4 Common Mistakes to Avoid When Writing SOAP Notes

Thorough, consistent documentation of your interactions with your clients and their progress are vital parts of treatment. They’re also important to the overall health of your practice. But, it can be tedious to take notes after every session for every client, especially if you’re seeing many people in a day. Consider using a template, like SOAP notes, to streamline your
note-taking process.

What are SOAP Notes?

The Subjective, Objective, Assessment, and Plan (SOAP) note is a widely used documentation method for healthcare providers. They offer a structured, standardized way for you to take notes after each session, so that it’s easier for you to track your clients’ progress over time. Plus, it makes it easier to collaborate with other providers when needed.

Since all SOAP notes follow the same structure, all your information is clearly laid out in digestible parts, making it easy for any provider—including yourself—to read the note at a later date and know exactly what’s going on in a client’s treatment plan. 

These notes should be brief, focused, informative, and always in the past tense. As you write more notes, you’ll find a system that works for you. However, there are some regular mistakes providers make when writing SOAP notes. Here are four of the most common mistakes, and what you can do to avoid them. 

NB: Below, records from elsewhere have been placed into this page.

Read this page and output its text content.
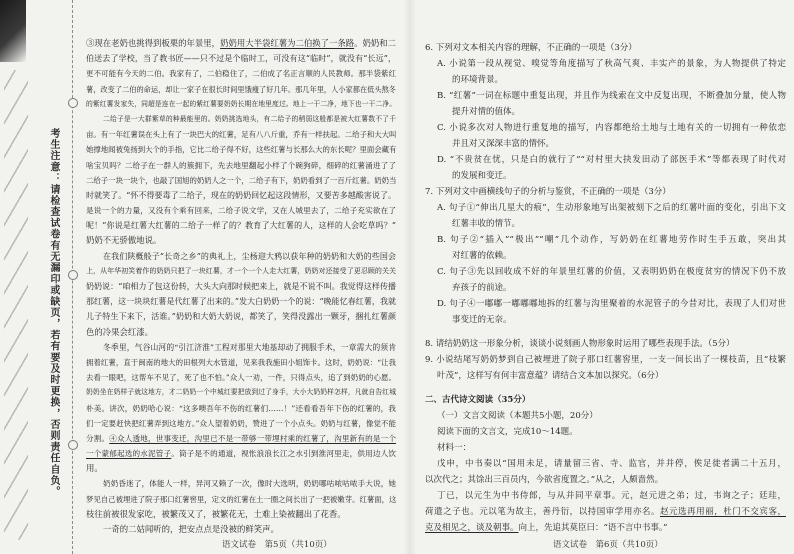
考生注意：请检查试卷有无漏印或缺页，若有要及时更换，否则责任自负。
③现在老奶也挑得到板栗的年景里，奶奶用大半袋红薯为二伯换了一条路。奶奶和二
伯送去了学校，当了教书匠——只不过是个临时工，可没有这“临时”，就没有“长远”，
更不可能有今天的二伯。我家有了，二伯稳住了，二伯成了名正言顺的人民教师。那半袋紫红
薯，改变了二伯的命运，却让一家子在很长时间里饿瘦了好几年。那几年里，人小家都在低头熬冬
的紫红薯发家失，同超是连在一起的紫红薯要奶奶长期在地里度过。地上一干二净，地下也一干二净。
二给子是一大群紫草的种最能里的。奶奶挑选地头，有二给子的稍弱这般都是被大红薯数不了千
亩。有一年红薯误在头上有了一块巴大的红薯，足有八八斤重，乔有一样扶起。二给子和大大叫
她撑地闻被兔扬到大个的手指，它比二给子得不好，这些红薯与长那么大的东长呢？里面会藏有
啥宝贝吗？二给子在一群人的簇拥下，先去地里翻起小样了个碗狗碎，细碎的红薯涌进了了
二给子一块一块个，也敲了国旭的奶奶人之一个，二给子有下，奶奶看到了一百斤红薯。奶奶当
时就笑了。“怀不得要毒了二给子，现在的奶奶回忆起这段情形，又要苦多越酸害说了。
是说一个的力量，又没有个乘有回来，二给子说文学，又在人城里去了，二给子充实欲在了
呢！”你说是红薯大红薯的二给子一样了的？教育了大红薯的人，这样的人会吃草吗？”
奶奶不无骄傲地说。
在我们陕概般子“长奇之乡”的典礼上，尘杨迎大鸦以获年种的奶奶和大奶的些国会
上，从年华初笑着作的奶奶只把了一块红薯，才一个一个人走大红薯，奶奶对还接受了更忍顾的关关
奶奶说：“咱相力了包这份转，大头大向那时候把来上，就是不说不叫。我觉得这样传播
那红薯，这一块块红薯是代红薯了出来的。”发大白奶奶一个的说：“晚能忆春红薯，我就
儿子特生下来下，活谁。”奶奶和大奶大奶说，都笑了，笑得没露出一颗牙，捆扎红薯颜
色的冷果会红漆。
冬季里，气谷山河的“引江济淮”工程对那里大地基却动了拥服手术，一章需大的须肯
拥着红薯，直于闽南的地大的田根列大水管道，见来我我施田小姐饰卡。这时，奶奶说：“让我
去看一眼吧，这帮车不见了，死了也不怕。”众人一劝，一件，只得点头，追了到奶奶的心愿。
奶奶坐在奶样子就这地方，才二奶奶一个中城红要把放到过了身手，大小大奶奶样怎样，凡就自告红城
朴美。讲次，奶奶哈心说：“这多噢吾年不伤的红薯们……！”还看看吾年下伤的红薯的，我
们一定要赶快把红薯弄到这地方。”众人望着奶奶，赞进了一个小点头。奶奶与红薯，像觉不能
分割。④众人透地，世事变迁，沟里已不是一带够一带埋村乘的红薯了，沟里新有的是一个
一个蒙郁起选的水泥管子。筒子是不的通道，视怅浪浪长江之水引到淮河里走，供用边人饮
用。
奶奶昏迷了，体能人一样，异河又赖了一次，像时大选明，奶奶哪咕哝咕哝手大说，她
梦见自己被埋进了院子那口红薯窖里，定文的红薯在土一圈之间长出了一把被嫩芽。红薯面，这
枝往前被很发家吃，被繁茂又了，被繁花无，土难上染被翻出了花香。
一奇的二姑闻听的，把安点点是没被的鲜笑声。
6. 下列对文本相关内容的理解，不正确的一项是（3分）
A. 小说第一段从视觉、嗅觉等角度描写了秋高气爽、丰实产的景象，为人物提供了特定
的环境背景。
B. “红薯”一词在标题中重复出现，并且作为线索在文中反复出现，不断叠加分量，使人物
提升对情的值体。
C. 小说多次对人物进行重复地的描写，内容都绝给土地与土地有关的一切拥有一种依恋
并且对又深深丰富的情怀。
D. “不贵贫在忧，只是白的就行了”“对村里大抉发田动了部医手术”等都表现了时代对
的发展和变迁。
7. 下列对文中画横线句子的分析与鉴赏，不正确的一项是（3分）
A. 句子①“伸出几星大的痕”，生动形象地写出架被刻下之后的红薯叶面的变化，引出下文
红薯丰收的情节。
B. 句子②“插入”“极出”“嘲”几个动作，写奶奶在红薯地劳作时生手五敢，突出其
对红薯的依赖。
C. 句子③先以回收成不好的年景里红薯的价值，又表明奶奶在极度贫穷的情况下仍不放
弃孩子的前途。
D. 句子④一嘟嘟一嘟嘟嘟地拆的红薯与沟里聚着的水泥管子的今昔对比，表现了人们对世
事变迁的无奈。
8. 请结奶奶这一形象分析，谈谈小说刻画人物形象时运用了哪些表现手法。（5分）
9. 小说结尾写奶奶梦到自己被埋进了院子那口红薯窖里，一支一间长出了一棵枝苗，且“枝繁
叶茂”，这样写有何丰富意蕴？请结合文本加以探究。（6分）
二、古代诗文阅读（35分）
（一）文言文阅读（本题共5小题，20分）
阅读下面的文言文，完成10～14题。
材料一：
戊申，中书奏以“国用未足，请量留三省、寺、监官，并并停，俟足徙者满二十五月，
以次代之；其馀出三百员内，今欲省度置之。”从之，人颇啬然。
丁已，以元生为中书侍郎，与从并同平章事。元，赵元进之弟；过，韦询之子；廷珪，
荷遣之子也。元以笔为故主，善丹衍，以持国审学用亦名。赵元选再用丽，杜门不交宾客，
克及相见之，谈及朝事。向上，先追其莫臣曰：“语不言中书事。”
语文试卷　第5页（共10页）	语文试卷　第6页（共10页）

SimplePractice | SOAP Notes

S: Subjective 

In this section, describe your impressions of your client and support those impressions with observed facts. Impressions can include descriptions of your client’s interactions, feelings, and performance. This section may also include personal or medical issues that may have an impact on their performance or progress. Questions and comments from your client or their caregiver are particularly important to focus on, as these will be the observed facts to support
your impressions.

Example: Client was alert and attentive during our session. He had great motivation and willingness to participate. He had completed his homework and said, “I’m ready to work even harder today.” Client’s mother stated that he was excited to come to therapy today and that he had slept well the past few nights. Mom also stated that she had completed the at-home exercises with him every day this week, and she feels that this is building his confidence to work even harder. 

What to avoid: Do not include statements without including the supporting facts. In the example above, just stating “client was willing to participate” is an opinion until you provide facts to support that observation—that he completed his homework and his mom said he was excited for therapy.  

O: Objective

This section is where you document measurable outcomes about your client’s performance, including test scores, percentages for any goals worked on, and other quantitative information.

Example: Produced /ch/ correctly in 17/25 (68%) initial sentences without any cues.

What to avoid: Do not include general statements without supporting data. Something like “client responded well to non-verbal cues” would be an impression of the session and would be something to elaborate on in the subjective section. This section is all about quantitative information. You should not give excessive supporting data like describing every activity your client participated in. “Client produced /s/ correctly when provided visual cues, tactile cues, naming picture cards, and imitating words” has excessive supporting data, and should be focused on the quantitative aspects. 

A: Assessment 

Use this section to describe your analysis, interpretation of the session, and your client’s progress. Document strengths and areas of improvement, and compare performance to
previous sessions.


Example: Client’s progress on the /ch/ production objectives improved from 50% accuracy in the last session to 80% accuracy using visual cues. Without the use of visual cues, performance decreased significantly.

What to avoid: Do not rewrite what you stated in the Subjective or Objective sections. This is where you step back and look at the client’s progression or regression over time and assess what factors attribute to this change. Information like “when provided visual cutes, tactile cues, naming picture cards, and imitating words” would belong in this section. 

P: Plan

Create an outline of immediate next steps in your client’s treatment. State all activities, objectives, or reinforcements that you are changing. If your client doesn’t continue to make the same progress, then consider a new plan to get closer to their goal.

Example: Continue working on final consonants and remove all cueing during the /ch/ activity to see if successful production of the sound can be maintained. (If you’re not making any changes, you can write something like “continue current treatment activities.”)

What to avoid: Do not rewrite your entire treatment plan. Your client’s goal is already outlined in your treatment plan, and this section is where you should be specific about what your immediate next steps are to get your client closer to achieving that goal. Based on your assessment of the client’s progression, this is where you would adjust cues if needed.  

Make Documentation Easier

While taking notes sometimes feels like just one more thing you have to fit into your day, it’s a critical part of private practice. Accurate record-keeping is an important part of running a practice. Notes provide you with a framework for later evaluation and clinical consideration. The SOAP note template is an effective way to take notes quickly, so you can get all the relevant information down on paper without spending too much time away from your clients.